Data-driven and scalable
Starting from the development of sorbent, to the design of the vessel — all decisions are guided by extensive research and data gathered from experiments. The sorbent used at Soletair Power has been chosen after being subjected to long-duration cycles and underwent a battery of tests. Active collaboration with local universities and research institutes ensured a proper understanding of the properties and limitations of the sorbent.
Extensive use of computational fluid dynamics modeling further substantiates the performance of the sorbent. Soletair Power employs design-of-experiment principles to ensure the vessels have the lowest pressure drop given the technical boundaries of the project.
Soletair Power is uncompromising in terms of quality assurance. The parts such as the pumps, sensors, and process valves used in the deliveries are top brands and obtained from reliable suppliers. The components undergo several technical checkpoints before being put into use.

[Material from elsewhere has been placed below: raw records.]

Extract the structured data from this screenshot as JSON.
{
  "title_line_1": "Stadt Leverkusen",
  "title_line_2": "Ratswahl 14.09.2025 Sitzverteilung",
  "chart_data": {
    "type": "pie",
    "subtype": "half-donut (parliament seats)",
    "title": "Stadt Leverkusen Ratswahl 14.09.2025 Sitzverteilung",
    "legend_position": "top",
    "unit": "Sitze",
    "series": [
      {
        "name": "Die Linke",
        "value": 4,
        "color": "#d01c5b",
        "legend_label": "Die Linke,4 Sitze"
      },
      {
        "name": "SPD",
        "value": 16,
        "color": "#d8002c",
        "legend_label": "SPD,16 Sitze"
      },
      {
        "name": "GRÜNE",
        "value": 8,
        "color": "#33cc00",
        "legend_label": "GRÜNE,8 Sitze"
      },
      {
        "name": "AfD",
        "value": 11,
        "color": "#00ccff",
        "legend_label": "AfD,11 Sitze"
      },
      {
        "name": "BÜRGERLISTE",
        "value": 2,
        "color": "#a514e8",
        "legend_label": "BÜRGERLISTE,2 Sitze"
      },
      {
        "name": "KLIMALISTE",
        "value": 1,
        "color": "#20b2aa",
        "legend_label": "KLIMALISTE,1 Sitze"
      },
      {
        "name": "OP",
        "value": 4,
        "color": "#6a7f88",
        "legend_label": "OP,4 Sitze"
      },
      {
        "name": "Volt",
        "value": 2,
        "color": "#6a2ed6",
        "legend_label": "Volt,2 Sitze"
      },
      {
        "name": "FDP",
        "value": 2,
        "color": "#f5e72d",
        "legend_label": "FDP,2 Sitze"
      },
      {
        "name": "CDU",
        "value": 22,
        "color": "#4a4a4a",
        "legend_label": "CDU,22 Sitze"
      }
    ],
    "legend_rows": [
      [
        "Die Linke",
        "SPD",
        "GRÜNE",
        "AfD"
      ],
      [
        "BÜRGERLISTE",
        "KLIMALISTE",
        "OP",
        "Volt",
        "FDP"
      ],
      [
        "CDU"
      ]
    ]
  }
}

The DAC units at Soletair Power follow a modular design principle allowing customers to install multiple units and assemble them on site. Customers may choose to get a unit with a large production capacity, or they can also get a regular unit and get add-on units later to increase capacities of production.
About Soletair Power: Soletair Power is a Finnish startup founded in 2016 that manufactures solutions for carbon capture directly from the ambient air. The captured carbon dioxide is stored as long-lived products such as hydrocarbons or synthetic fuel. Soletair Power is backed by technology giant Wärtsilä Corporation and secured more than a million euros as seed funding for playing a vital role towards a carbon-neutral future.
About Hydrogen and Fuel Cell Center ZBT: ZBT is one of the leading research institutes in Europe for fuel cell and hydrogen technologies and a sought-after R&D partner in both European and national cutting-edge research as well as in industrial projects focusing on automotive applications and stationary power generation.